Cicada and dragonfly wings are known to have a surface layer that kills bacteria by tearing them apart and then removing the dead bacteria.  Getting rid of dead bacteria is an important property as it prevents other bacteria from colonising the surface and feeding on the debris of the shredded bacteria.  It was thought that the dead bacteria were removed by the movement of the insect wings but it seems the surface layer removes the dead bacteria by itself.

The surface of cicada wings is covered in microscopic pillars. To understand how the kill-and-clean wing surfaces work a group of scientists designed and made a surface covered with tiny pillars similar to the cicada wings and tested it with bacteria.  It was effective at killing and removing the bacteria.

They then worked with another group of scientists who carried out a type of computer simulation named high-resolution molecular dynamics using a supercomputer.  This enabled the scientists to test different sizes and spacings of the surface pillars.  The simulations enabled the scientists to work out how a surface with pillars disrupted the bacterial cells walls and detached them from the surface.

These findings could be put to good use in the design of medical devices such as catheters and implants, which need to be kept free of bacteria.  Daniel Salatto, who led the study, explained: “It’s known that sometimes when bacteria cells die and they absorb onto surfaces, their debris will stay on the surface and therefore make it a better environment for their brethren to come in and absorb on top of them.

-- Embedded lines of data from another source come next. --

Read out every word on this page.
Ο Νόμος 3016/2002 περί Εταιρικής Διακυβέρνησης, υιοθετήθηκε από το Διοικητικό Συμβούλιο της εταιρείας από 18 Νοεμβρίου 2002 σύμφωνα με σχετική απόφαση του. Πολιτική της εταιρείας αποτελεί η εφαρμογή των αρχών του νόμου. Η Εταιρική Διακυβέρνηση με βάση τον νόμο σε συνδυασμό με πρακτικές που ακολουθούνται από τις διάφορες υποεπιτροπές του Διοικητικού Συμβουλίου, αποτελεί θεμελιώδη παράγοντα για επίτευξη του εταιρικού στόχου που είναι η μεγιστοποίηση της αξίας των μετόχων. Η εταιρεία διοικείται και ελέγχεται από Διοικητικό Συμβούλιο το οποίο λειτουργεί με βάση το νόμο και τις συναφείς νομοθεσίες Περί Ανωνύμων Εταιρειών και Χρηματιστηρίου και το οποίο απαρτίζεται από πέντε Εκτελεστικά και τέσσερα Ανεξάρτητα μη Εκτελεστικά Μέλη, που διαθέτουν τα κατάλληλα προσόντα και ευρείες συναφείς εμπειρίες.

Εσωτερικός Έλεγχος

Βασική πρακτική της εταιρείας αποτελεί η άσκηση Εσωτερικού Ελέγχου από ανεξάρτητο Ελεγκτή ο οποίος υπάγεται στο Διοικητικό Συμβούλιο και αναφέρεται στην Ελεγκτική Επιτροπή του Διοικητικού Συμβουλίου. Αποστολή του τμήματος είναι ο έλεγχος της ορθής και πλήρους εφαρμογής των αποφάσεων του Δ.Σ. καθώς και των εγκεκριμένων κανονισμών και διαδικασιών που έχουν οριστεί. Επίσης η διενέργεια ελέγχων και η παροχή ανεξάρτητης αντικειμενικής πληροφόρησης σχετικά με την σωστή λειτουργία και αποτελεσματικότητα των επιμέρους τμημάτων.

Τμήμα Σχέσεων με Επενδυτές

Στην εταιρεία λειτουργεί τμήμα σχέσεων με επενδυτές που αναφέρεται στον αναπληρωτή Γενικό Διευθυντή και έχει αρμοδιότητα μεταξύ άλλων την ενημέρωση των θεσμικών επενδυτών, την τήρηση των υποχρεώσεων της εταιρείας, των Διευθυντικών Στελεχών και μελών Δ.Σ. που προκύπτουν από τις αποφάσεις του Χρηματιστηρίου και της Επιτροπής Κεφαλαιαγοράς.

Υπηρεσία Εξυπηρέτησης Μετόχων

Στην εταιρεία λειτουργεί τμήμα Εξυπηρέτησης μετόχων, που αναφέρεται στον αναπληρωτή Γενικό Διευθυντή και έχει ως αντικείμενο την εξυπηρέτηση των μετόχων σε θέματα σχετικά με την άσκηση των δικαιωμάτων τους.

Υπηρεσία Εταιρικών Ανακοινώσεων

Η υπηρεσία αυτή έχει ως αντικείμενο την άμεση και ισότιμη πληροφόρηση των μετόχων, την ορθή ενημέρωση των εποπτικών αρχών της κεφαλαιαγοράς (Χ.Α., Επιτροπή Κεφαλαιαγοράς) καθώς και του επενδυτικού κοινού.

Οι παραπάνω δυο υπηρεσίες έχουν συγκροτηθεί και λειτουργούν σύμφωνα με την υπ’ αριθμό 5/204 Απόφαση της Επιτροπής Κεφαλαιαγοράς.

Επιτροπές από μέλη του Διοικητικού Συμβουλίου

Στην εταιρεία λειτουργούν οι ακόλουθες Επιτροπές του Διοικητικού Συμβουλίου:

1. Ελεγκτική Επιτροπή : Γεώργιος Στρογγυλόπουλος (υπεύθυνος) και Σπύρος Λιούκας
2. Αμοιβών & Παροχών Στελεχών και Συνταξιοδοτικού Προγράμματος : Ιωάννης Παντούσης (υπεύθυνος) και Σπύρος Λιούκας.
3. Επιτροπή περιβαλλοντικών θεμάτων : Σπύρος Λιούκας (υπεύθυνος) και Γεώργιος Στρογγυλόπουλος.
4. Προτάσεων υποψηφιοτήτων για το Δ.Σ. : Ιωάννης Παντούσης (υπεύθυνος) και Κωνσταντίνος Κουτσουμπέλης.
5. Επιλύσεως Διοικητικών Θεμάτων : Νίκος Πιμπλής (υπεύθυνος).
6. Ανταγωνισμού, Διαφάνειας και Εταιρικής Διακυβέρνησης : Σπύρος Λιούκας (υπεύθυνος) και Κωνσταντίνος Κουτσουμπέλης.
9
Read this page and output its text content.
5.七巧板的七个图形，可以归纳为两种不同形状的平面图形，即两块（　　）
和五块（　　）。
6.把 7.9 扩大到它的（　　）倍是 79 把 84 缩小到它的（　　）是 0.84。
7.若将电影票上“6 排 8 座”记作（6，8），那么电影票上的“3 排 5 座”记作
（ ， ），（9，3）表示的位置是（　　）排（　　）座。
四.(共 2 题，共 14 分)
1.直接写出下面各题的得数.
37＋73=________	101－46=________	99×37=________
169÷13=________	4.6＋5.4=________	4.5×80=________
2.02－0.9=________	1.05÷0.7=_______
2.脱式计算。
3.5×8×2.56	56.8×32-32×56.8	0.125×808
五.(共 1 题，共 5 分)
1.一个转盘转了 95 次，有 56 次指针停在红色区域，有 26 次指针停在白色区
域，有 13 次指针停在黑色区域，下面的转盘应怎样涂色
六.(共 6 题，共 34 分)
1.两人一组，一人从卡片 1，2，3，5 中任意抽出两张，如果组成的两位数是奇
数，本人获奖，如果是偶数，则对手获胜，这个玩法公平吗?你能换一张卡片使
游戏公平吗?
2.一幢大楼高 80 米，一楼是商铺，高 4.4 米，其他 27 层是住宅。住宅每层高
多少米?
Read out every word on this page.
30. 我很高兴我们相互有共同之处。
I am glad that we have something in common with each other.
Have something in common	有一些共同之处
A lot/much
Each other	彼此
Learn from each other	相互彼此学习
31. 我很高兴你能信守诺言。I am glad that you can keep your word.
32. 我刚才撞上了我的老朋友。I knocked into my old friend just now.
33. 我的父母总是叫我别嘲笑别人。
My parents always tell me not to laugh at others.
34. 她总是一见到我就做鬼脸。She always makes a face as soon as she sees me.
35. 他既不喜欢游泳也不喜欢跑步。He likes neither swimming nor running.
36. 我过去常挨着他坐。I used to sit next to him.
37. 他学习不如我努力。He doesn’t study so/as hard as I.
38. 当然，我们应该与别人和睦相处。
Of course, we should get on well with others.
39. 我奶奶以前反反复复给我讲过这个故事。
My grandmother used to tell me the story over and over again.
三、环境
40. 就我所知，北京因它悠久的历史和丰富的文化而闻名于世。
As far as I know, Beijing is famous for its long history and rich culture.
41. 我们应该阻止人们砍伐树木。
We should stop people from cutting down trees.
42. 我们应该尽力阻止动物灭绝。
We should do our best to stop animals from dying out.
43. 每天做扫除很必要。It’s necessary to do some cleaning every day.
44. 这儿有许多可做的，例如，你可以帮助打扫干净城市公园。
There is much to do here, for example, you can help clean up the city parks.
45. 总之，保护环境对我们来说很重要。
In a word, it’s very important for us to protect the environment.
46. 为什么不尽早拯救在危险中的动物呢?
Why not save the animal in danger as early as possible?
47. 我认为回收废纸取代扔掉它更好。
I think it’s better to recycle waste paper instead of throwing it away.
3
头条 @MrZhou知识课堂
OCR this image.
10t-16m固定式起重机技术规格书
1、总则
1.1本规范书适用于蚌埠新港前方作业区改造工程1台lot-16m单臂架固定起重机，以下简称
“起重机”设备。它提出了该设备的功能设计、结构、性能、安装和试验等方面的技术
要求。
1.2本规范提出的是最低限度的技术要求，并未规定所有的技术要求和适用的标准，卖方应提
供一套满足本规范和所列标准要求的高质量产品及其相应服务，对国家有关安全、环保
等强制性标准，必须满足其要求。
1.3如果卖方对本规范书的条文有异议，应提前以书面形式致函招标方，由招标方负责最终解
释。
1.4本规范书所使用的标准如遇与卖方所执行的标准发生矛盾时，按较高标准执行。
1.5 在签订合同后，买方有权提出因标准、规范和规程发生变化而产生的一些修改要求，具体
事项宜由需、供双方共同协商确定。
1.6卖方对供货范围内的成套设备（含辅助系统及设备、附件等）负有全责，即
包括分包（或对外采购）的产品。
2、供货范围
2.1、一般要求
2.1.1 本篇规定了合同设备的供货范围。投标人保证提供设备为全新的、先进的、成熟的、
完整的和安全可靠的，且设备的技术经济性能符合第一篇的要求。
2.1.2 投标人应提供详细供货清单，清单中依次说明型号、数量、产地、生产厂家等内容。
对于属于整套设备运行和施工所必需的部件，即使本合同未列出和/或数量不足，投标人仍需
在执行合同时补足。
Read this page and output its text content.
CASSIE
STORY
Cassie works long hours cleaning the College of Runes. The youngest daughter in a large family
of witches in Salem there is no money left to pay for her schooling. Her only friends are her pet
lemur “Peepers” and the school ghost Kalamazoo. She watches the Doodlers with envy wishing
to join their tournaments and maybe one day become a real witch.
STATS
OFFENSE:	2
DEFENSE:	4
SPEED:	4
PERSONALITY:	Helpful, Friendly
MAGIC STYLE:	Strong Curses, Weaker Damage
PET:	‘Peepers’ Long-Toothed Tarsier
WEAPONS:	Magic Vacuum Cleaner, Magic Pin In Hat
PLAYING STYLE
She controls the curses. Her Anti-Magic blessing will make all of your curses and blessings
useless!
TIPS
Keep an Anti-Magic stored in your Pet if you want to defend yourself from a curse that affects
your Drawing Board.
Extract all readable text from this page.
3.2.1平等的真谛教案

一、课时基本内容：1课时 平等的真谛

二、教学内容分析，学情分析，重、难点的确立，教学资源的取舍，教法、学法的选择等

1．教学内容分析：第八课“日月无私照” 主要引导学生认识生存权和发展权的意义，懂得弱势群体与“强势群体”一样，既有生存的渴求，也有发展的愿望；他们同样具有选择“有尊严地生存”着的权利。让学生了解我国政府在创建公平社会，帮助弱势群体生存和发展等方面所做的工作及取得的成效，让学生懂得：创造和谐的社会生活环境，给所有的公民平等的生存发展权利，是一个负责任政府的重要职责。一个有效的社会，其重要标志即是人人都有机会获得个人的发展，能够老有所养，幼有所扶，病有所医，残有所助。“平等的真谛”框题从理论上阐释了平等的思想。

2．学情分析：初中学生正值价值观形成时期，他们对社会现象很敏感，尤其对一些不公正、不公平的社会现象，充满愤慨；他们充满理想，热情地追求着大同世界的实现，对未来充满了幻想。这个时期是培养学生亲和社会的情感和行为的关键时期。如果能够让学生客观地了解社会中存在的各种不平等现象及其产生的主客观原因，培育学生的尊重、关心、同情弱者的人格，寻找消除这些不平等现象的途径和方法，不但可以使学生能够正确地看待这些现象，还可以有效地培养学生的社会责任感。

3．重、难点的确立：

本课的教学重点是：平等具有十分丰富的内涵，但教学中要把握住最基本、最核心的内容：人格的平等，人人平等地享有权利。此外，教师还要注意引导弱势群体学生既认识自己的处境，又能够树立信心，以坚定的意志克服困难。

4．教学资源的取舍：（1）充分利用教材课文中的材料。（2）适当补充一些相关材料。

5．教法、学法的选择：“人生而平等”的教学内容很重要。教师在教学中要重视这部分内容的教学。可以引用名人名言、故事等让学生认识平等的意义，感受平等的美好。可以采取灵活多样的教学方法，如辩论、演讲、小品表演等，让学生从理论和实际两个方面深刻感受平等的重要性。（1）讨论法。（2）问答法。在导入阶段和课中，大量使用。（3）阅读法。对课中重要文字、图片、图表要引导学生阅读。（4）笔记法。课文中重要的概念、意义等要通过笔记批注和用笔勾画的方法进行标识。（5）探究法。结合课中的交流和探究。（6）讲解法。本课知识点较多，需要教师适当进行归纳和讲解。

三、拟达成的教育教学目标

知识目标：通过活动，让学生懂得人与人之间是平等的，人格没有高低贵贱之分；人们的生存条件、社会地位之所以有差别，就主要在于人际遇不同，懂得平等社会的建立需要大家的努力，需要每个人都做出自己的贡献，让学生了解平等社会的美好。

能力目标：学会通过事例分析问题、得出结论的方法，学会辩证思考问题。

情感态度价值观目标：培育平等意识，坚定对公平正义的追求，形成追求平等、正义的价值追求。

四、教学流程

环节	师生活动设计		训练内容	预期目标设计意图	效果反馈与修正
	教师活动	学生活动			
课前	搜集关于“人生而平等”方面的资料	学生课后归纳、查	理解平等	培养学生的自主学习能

That’s where you see a lot of biomedical materials fail, because there’s nothing that addresses debris that works well without using chemicals that more or less could be toxic to the surrounding environments.”

References: PhysOrg 18 July 2023; Science Alert 1 August 2023 and ACS Applied Materials & Interfaces, published online 4 January 2023 doi: 10.1021/acsami.2c18121

Editorial Comment: Let’s face it! If it took two teams of intelligent creative scientists with a supercomputer to design and build a copy of something that supposedly made itself by chance random accidents occurring in the genes that control the formation of cicada and dragonfly wings, evolution is a blind fool’s paradise.

If this research does eventually enable scientists to design surfaces for biomedical devices that work the same way as cicada wings, it will be a triumph of biomimetics (the science of copying “natural” structures and functions in engineering) and save many lives, we should be grateful to these scientists for their work.  However, we should be even more grateful to the Creator who made the original bacterial disposing cicada and dragonfly wings simply by speaking them into existence using the atoms and molecules He had already created.